Though she struggled to establish herself as a writer in Hollywood, de Acosta had no trouble building a thriving social life there. She befriended the renowned costume designer Cecil Beaton, who called her a "furious lesbian," and had several affairs with women while married to the painter Abram Poole. In "Here Lies the Heart," de Acosta claims she encouraged those women to adopt her androgynous style, leading Garbo and Dietrich to don trousers. In one photo from a 1935 issue of "Movie Mirror," Garbo and de Acosta walk down the street in complementary pairs of pants.

Some of those women are featured in de Acosta's family bible, which she treated more like a scrapbook, or a teenager's bedroom wall. Cut-out photos of Garbo and the dancer Isadora Duncan adorn the pages, along with handwritten notes, reflecting de Acosta's ambivalent attitude toward Catholicism.

Cut-out photos of Greta Garbo pasted onto a page of Mercedes de Acosta's bible.Kristin Hunt/for PhillyVoice

The bible includes a page of Greta Garbo photos, apparently cut out from periodicals.

"Toward the end of her life, she was asked religion she subscribed to, if any," Parker said. "She was definitely born Catholic, but she said that if she had to choose, it would be Buddhism."

The Rosenbach's collection also includes de Acosta's correspondence with the celebrities she knew. Back in 2000, the museum received national attention as it prepared to unseal letters between Garbo and de Acosta, which the writer had stipulated could not be shared until 10 years after both women had died. The content wasn't especially intimate or interesting — likely due to Garbo's famously private nature — but messages from Dietrich are more revealing. In one telegram, the actress thanks de Acosta for filling her room with white roses, her favorite flower. "My room is a white dream," she writes. "It will be hard to leave Hollywood now that I know you."
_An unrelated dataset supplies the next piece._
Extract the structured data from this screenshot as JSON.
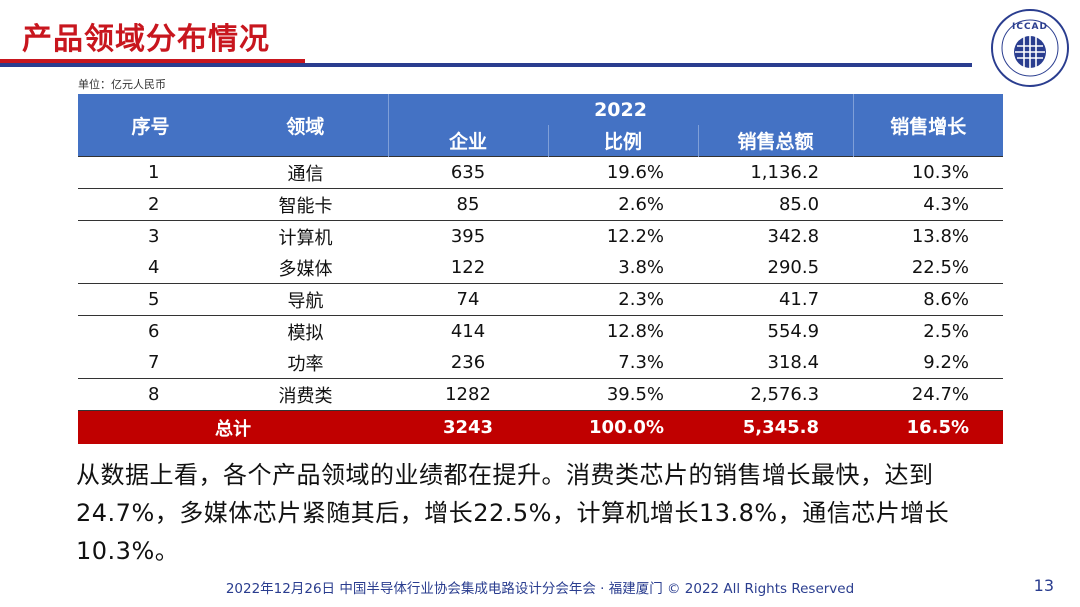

Dietrich was unbothered by de Acosta's memoir when it hit bookshelves in 1960, but many other women described in the book were furious. Garbo cut off all contact with her, and her biographers would later paint de Acosta as a deranged stalker, which contributed to a perception that de Acosta was little more than an eccentric socialite. While her high class undoubtedly made it easier for her to be so open about her sexuality, Parker said, it also undercut her literary career.

"When she was socializing, she was doing it for a purpose," she said. "It wasn't just, you know, party girl antics. People really enjoyed talking with her as well, it wasn't as if she was just sort of feeding off people. You get the sense in her letters that people are kind of asking her advice, were fascinated by her just as much as she was fascinated by them."

Years of salacious gossip and fading memory have obscured the real de Acosta, Parker said, but flipping through the pages of her papers, readers will get to know the "really blunt, smart and best kind of intense person" curators at the Rosenbach have championed for decades.